По словам Макса Хейуорда, оксфордского ученого, который позднее участвовал в переводе «Доктора Живаго» на английский, стихи Пастернака, описывающие его путешествие по Грузинской военной дороге в Тбилиси («пожалуй, самой захватывающей дух горной дороге на свете»), стали наиболее выдающимися с тех пор, как на ту же тему писали Пушкин и Лермонтов. Пастернаку в кавказских пиках, уходящих в бесконечную панораму несравненного величия, виделось подобие того, как может выглядеть социалистическое будущее. Но даже в этой возвышенной обстановке Пастернак благоволил образам домашним и интимным: например, изрезанные невысокие склоны напоминали ему «смятую постель».
[129]
Пастернаковскими переводами грузинской поэзии восхищался Сталин – факт, который, вполне возможно, спас писателю жизнь. Десять лет спустя, в 1949 году, когда служба госбезопасности стала все отчетливее осознавать противоречивую, антисоветскую природу романа, который писал Пастернак, по утверждению одного из высокопоставленных следователей прокуратуры, появились планы на его арест. Однако когда об этом сообщили Сталину, генсек начал читать наизусть «Цвет небесный, синий цвет»

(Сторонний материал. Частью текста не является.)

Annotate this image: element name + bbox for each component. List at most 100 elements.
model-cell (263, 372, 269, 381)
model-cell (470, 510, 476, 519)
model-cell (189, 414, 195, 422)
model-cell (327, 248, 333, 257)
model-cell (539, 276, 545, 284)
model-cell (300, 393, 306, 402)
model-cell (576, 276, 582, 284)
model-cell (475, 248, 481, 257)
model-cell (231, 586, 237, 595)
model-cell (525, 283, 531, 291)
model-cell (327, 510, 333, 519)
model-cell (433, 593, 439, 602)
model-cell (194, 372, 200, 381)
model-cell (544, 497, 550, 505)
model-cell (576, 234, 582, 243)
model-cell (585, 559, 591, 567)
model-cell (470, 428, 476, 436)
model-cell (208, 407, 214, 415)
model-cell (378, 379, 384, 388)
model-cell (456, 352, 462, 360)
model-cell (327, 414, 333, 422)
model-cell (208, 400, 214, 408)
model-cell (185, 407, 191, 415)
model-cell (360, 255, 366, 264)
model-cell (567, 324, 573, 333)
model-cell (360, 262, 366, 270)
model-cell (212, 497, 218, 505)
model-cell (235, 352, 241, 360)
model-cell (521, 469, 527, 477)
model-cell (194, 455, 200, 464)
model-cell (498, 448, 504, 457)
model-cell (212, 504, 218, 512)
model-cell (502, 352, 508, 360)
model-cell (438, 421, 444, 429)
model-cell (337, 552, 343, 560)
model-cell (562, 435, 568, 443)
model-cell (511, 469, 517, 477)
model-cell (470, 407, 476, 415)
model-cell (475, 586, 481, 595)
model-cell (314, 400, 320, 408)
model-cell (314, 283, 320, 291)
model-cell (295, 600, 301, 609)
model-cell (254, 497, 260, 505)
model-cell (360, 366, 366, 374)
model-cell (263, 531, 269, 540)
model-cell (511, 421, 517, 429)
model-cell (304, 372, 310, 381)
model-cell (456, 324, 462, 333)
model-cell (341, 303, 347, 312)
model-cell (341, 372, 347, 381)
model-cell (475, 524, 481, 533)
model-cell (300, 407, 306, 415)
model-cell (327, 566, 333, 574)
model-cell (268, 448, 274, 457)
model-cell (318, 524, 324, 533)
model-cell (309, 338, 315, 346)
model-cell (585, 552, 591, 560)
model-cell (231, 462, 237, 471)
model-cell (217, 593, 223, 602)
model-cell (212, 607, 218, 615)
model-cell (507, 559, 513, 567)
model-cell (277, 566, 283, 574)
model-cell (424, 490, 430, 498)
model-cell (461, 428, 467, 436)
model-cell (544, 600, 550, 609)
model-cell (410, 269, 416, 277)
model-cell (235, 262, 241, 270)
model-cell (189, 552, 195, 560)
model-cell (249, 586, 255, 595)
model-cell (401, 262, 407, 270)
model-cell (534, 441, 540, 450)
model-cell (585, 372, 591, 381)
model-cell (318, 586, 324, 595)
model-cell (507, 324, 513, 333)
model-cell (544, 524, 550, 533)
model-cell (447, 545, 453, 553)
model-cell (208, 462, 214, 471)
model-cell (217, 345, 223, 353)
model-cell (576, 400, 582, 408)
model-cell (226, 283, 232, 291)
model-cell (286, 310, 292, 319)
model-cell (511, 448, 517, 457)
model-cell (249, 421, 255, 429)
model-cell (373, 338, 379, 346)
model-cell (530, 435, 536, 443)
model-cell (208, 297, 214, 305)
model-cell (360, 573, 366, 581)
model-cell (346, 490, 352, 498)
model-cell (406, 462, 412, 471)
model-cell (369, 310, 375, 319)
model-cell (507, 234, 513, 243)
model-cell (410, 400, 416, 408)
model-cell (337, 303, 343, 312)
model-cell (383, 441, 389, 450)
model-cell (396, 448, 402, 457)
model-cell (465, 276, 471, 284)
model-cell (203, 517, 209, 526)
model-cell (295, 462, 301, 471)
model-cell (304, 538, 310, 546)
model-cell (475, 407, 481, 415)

[130] – одно из стихотворений, переведенных Пастернаком. Сталина, который родился в грузинском городке Гори, растрогали лирические переводы грузинской поэзии, сделанные Пастернаком. Вместо того чтобы позволить посадить поэта в тюрьму или убить, как случилось со многими его современниками, Сталин, по слухам, сказал: «Оставьте его в покое, он небожитель». И эти бессмертные слова штампом легли на дело Пастернака, заведенное МГБ: «Оставьте этого небожителя в покое».
[131]
В первом порыве радости от новообретенной стабильности Борис видел в Зинаиде помощницу в своем ремесле, возможно, с самого начала предвкушая, что она сыграет эту роль. Он хотел, чтобы она стала незаменимой для него как художника – и нуждался в этом. «Ты сестра моего таланта, – говорил он ей. – Ты даришь мне чувство
[132] уникальности моего существования… ты крыло, что защищает меня… ты то, что я любил и видел и что случится со мной».
Когда Евгения, наконец,
[133] вывезла свои вещи из пастернаковской квартиры на Волхонке в сентябре 1932 года и Борис перебрался туда вместе с Зинаидой, они обнаружили дом в состоянии полной разрухи. Крыша протекала, крысы глодали и крошили плинтусы, оконные стекла потрескались, а многие и вовсе отсутствовали. Через месяц, когда Борис вернулся из трехдневной поездки в Ленинград, он увидел, что квартира благодаря Зинаиде чудесно преобразилась. Окна были починены. Она развесила занавески, заштопала комковатые матрасы и сшила новую обивку для дивана из одной запасной портьеры. Полы были отполированы, оконные стекла отмыты и заклеены на зиму. Зинаида даже добавила к убранству коврики, два шкафчика и пианино, которое, как ни удивительно, досталось ей от бывших свекра и свекрови, родителей Нейгауза, которые перебрались в Москву и теперь жили вместе с оставленным ею Генрихом.